163. Towards Predictive and Prescriptive Interventions via Surgical Data Science

Dr Alejandro Granados, Lecturer in Surgical Data Science Surgical and Interventional Engineering King's College London

Abstract:

In contrast to the past improvement in the quality of surgical care due to innovations in diagnostic and therapeutic technologies, future transformation in care will be enabled by data. Although artificial intelligence has begun to revolutionise medicine, progress has been slow in surgery. In this talk, Alejandro will discuss current progress and trends towards the reduction of surgical complications from a Surgical Data Science perspective. He will start with how Transformers and foundation models have paved the way to surgical workflow and skills analysis. Then he will show current work in language and vision models and how these are leading to research towards multimodal AI. Human-in-the-loop approaches will have a crucial role supporting the surgical team and this will be presented in the context of holistic sensing, autonomous robotics, and reasoning.

About the author: 

His research has resulted not only in publications in leading international conferences and high-impact factor journals but also in two patents, a commercial prototype, a software tool used at the National Hospital for Neurology and Neurosurgery (UK), international art exhibitions, patient focus groups, and numerous public engagement activities.

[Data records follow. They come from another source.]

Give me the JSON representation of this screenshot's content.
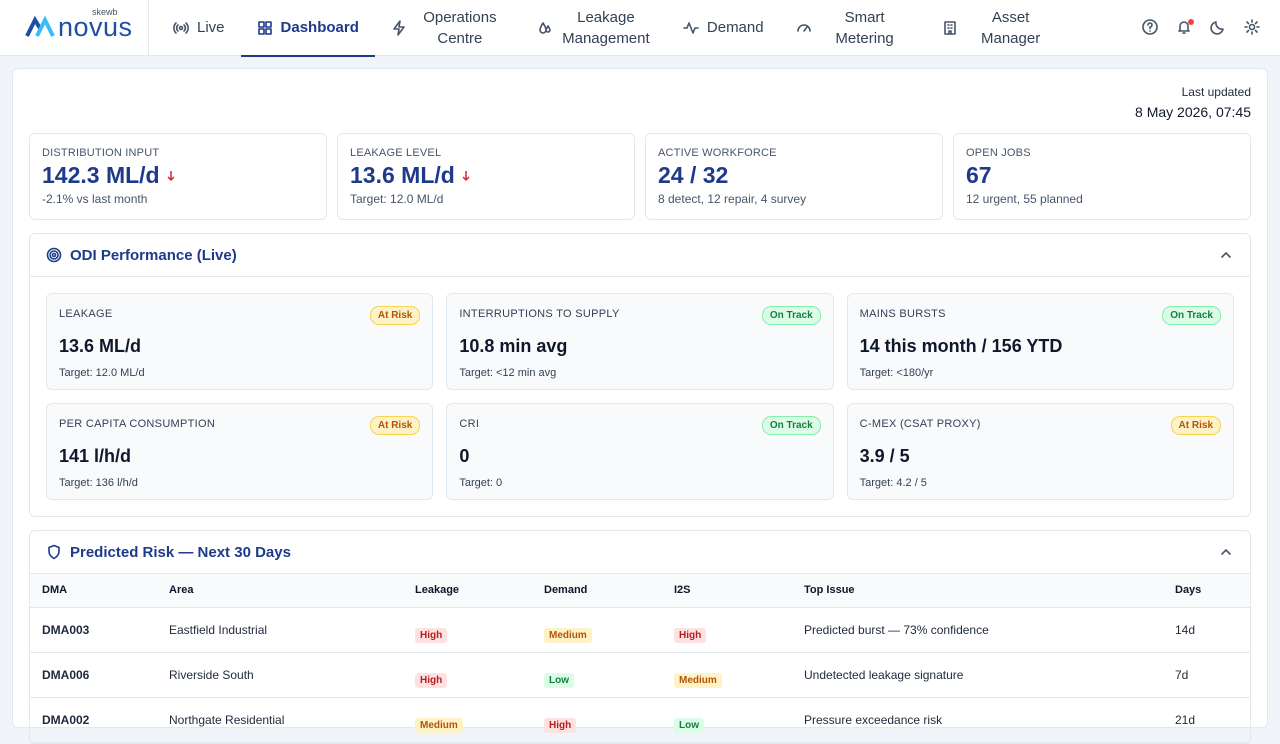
{
  "nav": {
    "brand_small": "skewb",
    "brand": "novus",
    "items": [
      {
        "label": "Live"
      },
      {
        "label": "Dashboard",
        "active": true
      },
      {
        "label": "Operations Centre"
      },
      {
        "label": "Leakage Management"
      },
      {
        "label": "Demand"
      },
      {
        "label": "Smart Metering"
      },
      {
        "label": "Asset Manager"
      }
    ]
  },
  "header": {
    "last_updated_label": "Last updated",
    "last_updated": "8 May 2026, 07:45"
  },
  "kpis": [
    {
      "label": "DISTRIBUTION INPUT",
      "value": "142.3 ML/d",
      "note": "-2.1% vs last month",
      "trend": "down"
    },
    {
      "label": "LEAKAGE LEVEL",
      "value": "13.6 ML/d",
      "note": "Target: 12.0 ML/d",
      "trend": "down"
    },
    {
      "label": "ACTIVE WORKFORCE",
      "value": "24 / 32",
      "note": "8 detect, 12 repair, 4 survey"
    },
    {
      "label": "OPEN JOBS",
      "value": "67",
      "note": "12 urgent, 55 planned"
    }
  ],
  "odi": {
    "title": "ODI Performance (Live)",
    "cards": [
      {
        "label": "LEAKAGE",
        "status": "At Risk",
        "tone": "amber",
        "value": "13.6 ML/d",
        "target": "Target: 12.0 ML/d"
      },
      {
        "label": "INTERRUPTIONS TO SUPPLY",
        "status": "On Track",
        "tone": "green",
        "value": "10.8 min avg",
        "target": "Target: <12 min avg"
      },
      {
        "label": "MAINS BURSTS",
        "status": "On Track",
        "tone": "green",
        "value": "14 this month / 156 YTD",
        "target": "Target: <180/yr"
      },
      {
        "label": "PER CAPITA CONSUMPTION",
        "status": "At Risk",
        "tone": "amber",
        "value": "141 l/h/d",
        "target": "Target: 136 l/h/d"
      },
      {
        "label": "CRI",
        "status": "On Track",
        "tone": "green",
        "value": "0",
        "target": "Target: 0"
      },
      {
        "label": "C-MEX (CSAT PROXY)",
        "status": "At Risk",
        "tone": "amber",
        "value": "3.9 / 5",
        "target": "Target: 4.2 / 5"
      }
    ]
  },
  "risk": {
    "title": "Predicted Risk — Next 30 Days",
    "columns": [
      "DMA",
      "Area",
      "Leakage",
      "Demand",
      "I2S",
      "Top Issue",
      "Days"
    ],
    "rows": [
      [
        "DMA003",
        "Eastfield Industrial",
        {
          "text": "High",
          "tone": "red"
        },
        {
          "text": "Medium",
          "tone": "amber"
        },
        {
          "text": "High",
          "tone": "red"
        },
        "Predicted burst — 73% confidence",
        "14d"
      ],
      [
        "DMA006",
        "Riverside South",
        {
          "text": "High",
          "tone": "red"
        },
        {
          "text": "Low",
          "tone": "green"
        },
        {
          "text": "Medium",
          "tone": "amber"
        },
        "Undetected leakage signature",
        "7d"
      ],
      [
        "DMA002",
        "Northgate Residential",
        {
          "text": "Medium",
          "tone": "amber"
        },
        {
          "text": "High",
          "tone": "red"
        },
        {
          "text": "Low",
          "tone": "green"
        },
        "Pressure exceedance risk",
        "21d"
      ]
    ]
  }
}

Dr Alejandro Granados is a Lecturer in Surgical Data Science at the Surgical & Interventional Engineering Research Department, King’s College London. He did his PhD in Simulation and Modelling for Medicine and Surgery at Imperial College London (ICL) and has taken post-doctoral positions at Imperial, UCL, and King’s.

Alejandro’s research expertise is the result of working in multidisciplinary and diverse biomedical engineering-related projects looking at different types of data before, during, and after surgical interventions. His main research topics include workflow analysis, skills assessment, multimodal AI, causality, and autonomous robotics. His goal is to improve surgery from a data perspective by increasing the predictive and prescriptive capabilities of patient-specific cases in the reduction of surgical complications using AI.